「幸せってさ、やっぱり誰かの不幸せの上に成り立っていると思うんだ」


そう私は言った。すると幸次郎がどういうことだと首を傾げるので、例えば…と続ける。


「私が500円を落としたとする。すると私は、少し損した気分になるよね。…でも、それを君が拾ったとする。そしたら君は、少し得した気分になるだろう?そういうことだよ」


ねぇ?と同意を求めると、幸次郎は成る程な…と息をこぼした。じゃあ、幸せを手に入れるためには、誰かが不幸せにならないと駄目なのか?と、彼がこの話の主旨を言ってのけるので、私は少し嬉しくなった。

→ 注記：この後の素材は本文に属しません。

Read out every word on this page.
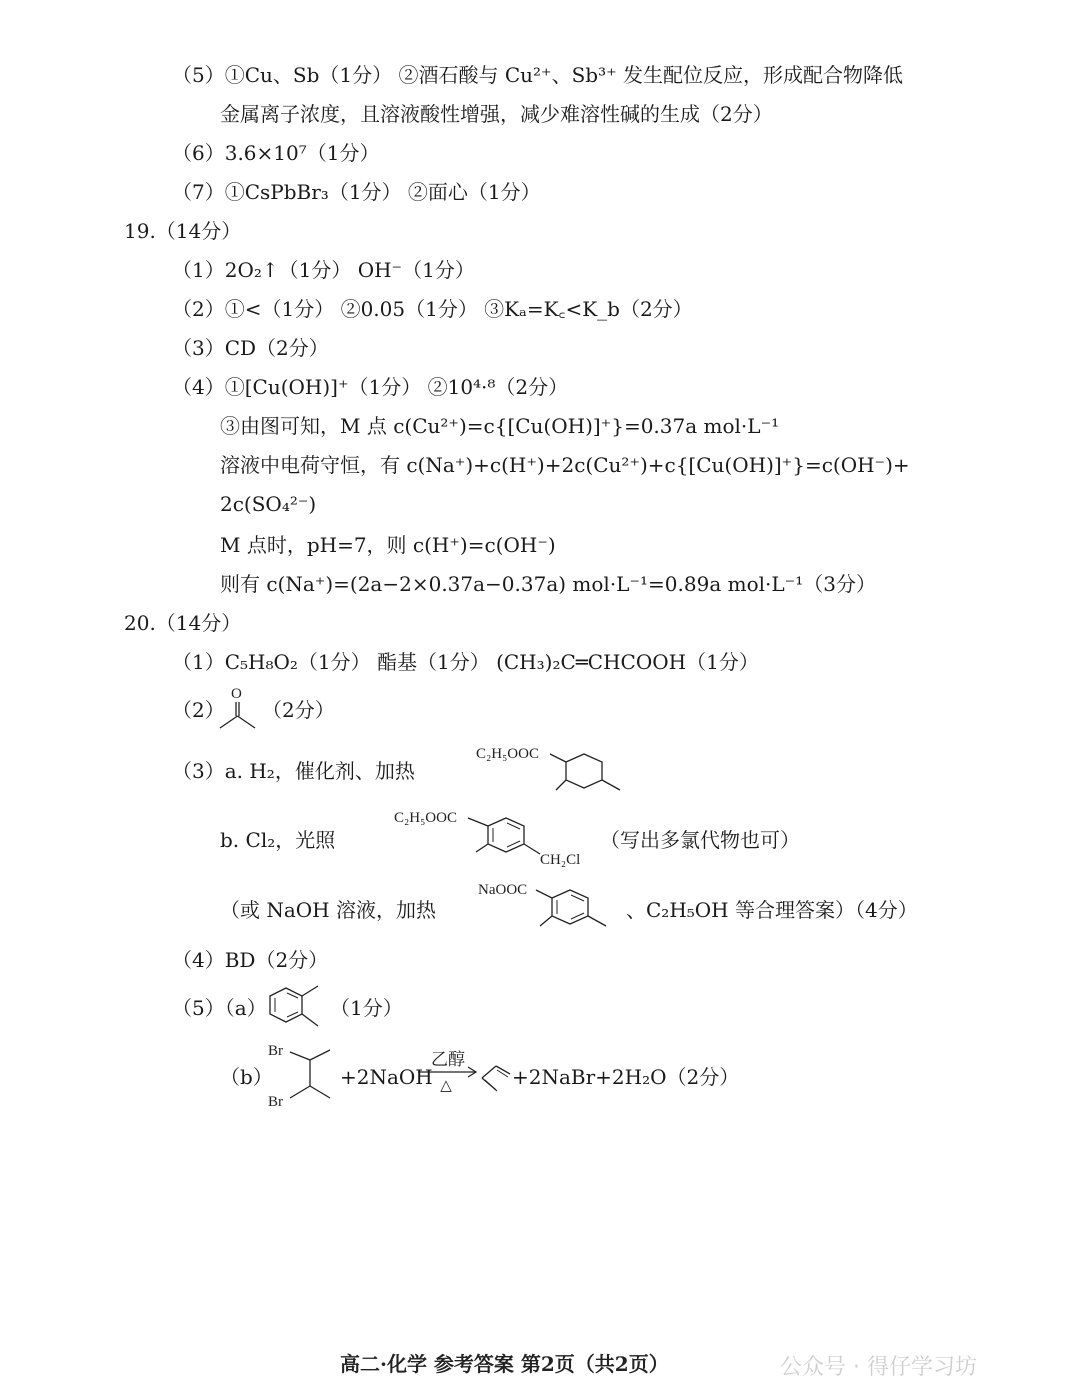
（5）①Cu、Sb（1分） ②酒石酸与 Cu²⁺、Sb³⁺ 发生配位反应，形成配合物降低
金属离子浓度，且溶液酸性增强，减少难溶性碱的生成（2分）
（6）3.6×10⁷（1分）
（7）①CsPbBr₃（1分） ②面心（1分）
19.（14分）
（1）2O₂↑（1分） OH⁻（1分）
（2）①<（1分） ②0.05（1分） ③Kₐ=K꜀<K_b（2分）
（3）CD（2分）
（4）①[Cu(OH)]⁺（1分） ②10⁴·⁸（2分）
③由图可知，M 点 c(Cu²⁺)=c{[Cu(OH)]⁺}=0.37a mol·L⁻¹
溶液中电荷守恒，有 c(Na⁺)+c(H⁺)+2c(Cu²⁺)+c{[Cu(OH)]⁺}=c(OH⁻)+
2c(SO₄²⁻)
M 点时，pH=7，则 c(H⁺)=c(OH⁻)
则有 c(Na⁺)=(2a−2×0.37a−0.37a) mol·L⁻¹=0.89a mol·L⁻¹（3分）
20.（14分）
（1）C₅H₈O₂（1分） 酯基（1分） (CH₃)₂C═CHCOOH（1分）
（2）
O
（2分）
（3）a. H₂，催化剂、加热
C₂H₅OOC
b. Cl₂，光照
C₂H₅OOC
CH₂Cl
（写出多氯代物也可）
（或 NaOH 溶液，加热
NaOOC
、C₂H₅OH 等合理答案）（4分）
（4）BD（2分）
（5）（a）	（1分）
（b）
Br
Br
+2NaOH
乙醇
△	+2NaBr+2H₂O（2分）
高二·化学 参考答案 第2页（共2页）	公众号 · 得仔学习坊
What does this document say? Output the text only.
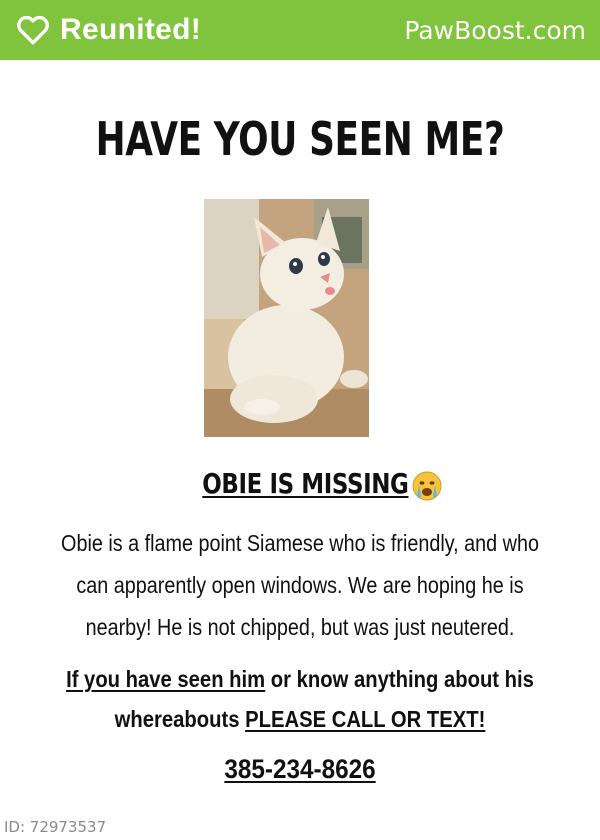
Reunited!	PawBoost.com
HAVE YOU SEEN ME?
OBIE IS MISSING
Obie is a flame point Siamese who is friendly, and who
can apparently open windows. We are hoping he is
nearby! He is not chipped, but was just neutered.
If you have seen him or know anything about his
whereabouts PLEASE CALL OR TEXT!
385-234-8626
ID: 72973537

「そうだね、その通りだ。私が笑えば、誰かが泣く。私が泣けば、誰かが笑うんだよ」


悲しいことだと思った。でもそれで世の中の均衡は守られているのだろう。私は誰を幸せにして、誰が私を幸せにしてくれるのか。もう、ずいぶんと、幸せなんてものを味わっていない気がする。私だけが不幸。そんなことすら思ってしまうよ。ぼーっとそんなことを考えていたら、幸次郎はなにかを思い付いたように私を見た。


「理解した!」

「な、なにが…」

「ならば、お前を幸せにするためには、俺が不幸になればいいんだ。俺がお前に降り懸かる不幸を、全部受け止める。そしたらお前は幸せになれるだろう?」


俺はお前のための不幸なら、全部幸せにする自信があるから。だからこれでみんな幸せだ。だれも不幸になんてならないよ。


そう言って、にこりと笑うのは純心か。私は今まで幸せすぎて、不幸ばかりが目についていたのだと気がついた。何もいえなくて、ただ抱き着いたら、あったかくて。私はそんな君が好きなんだ。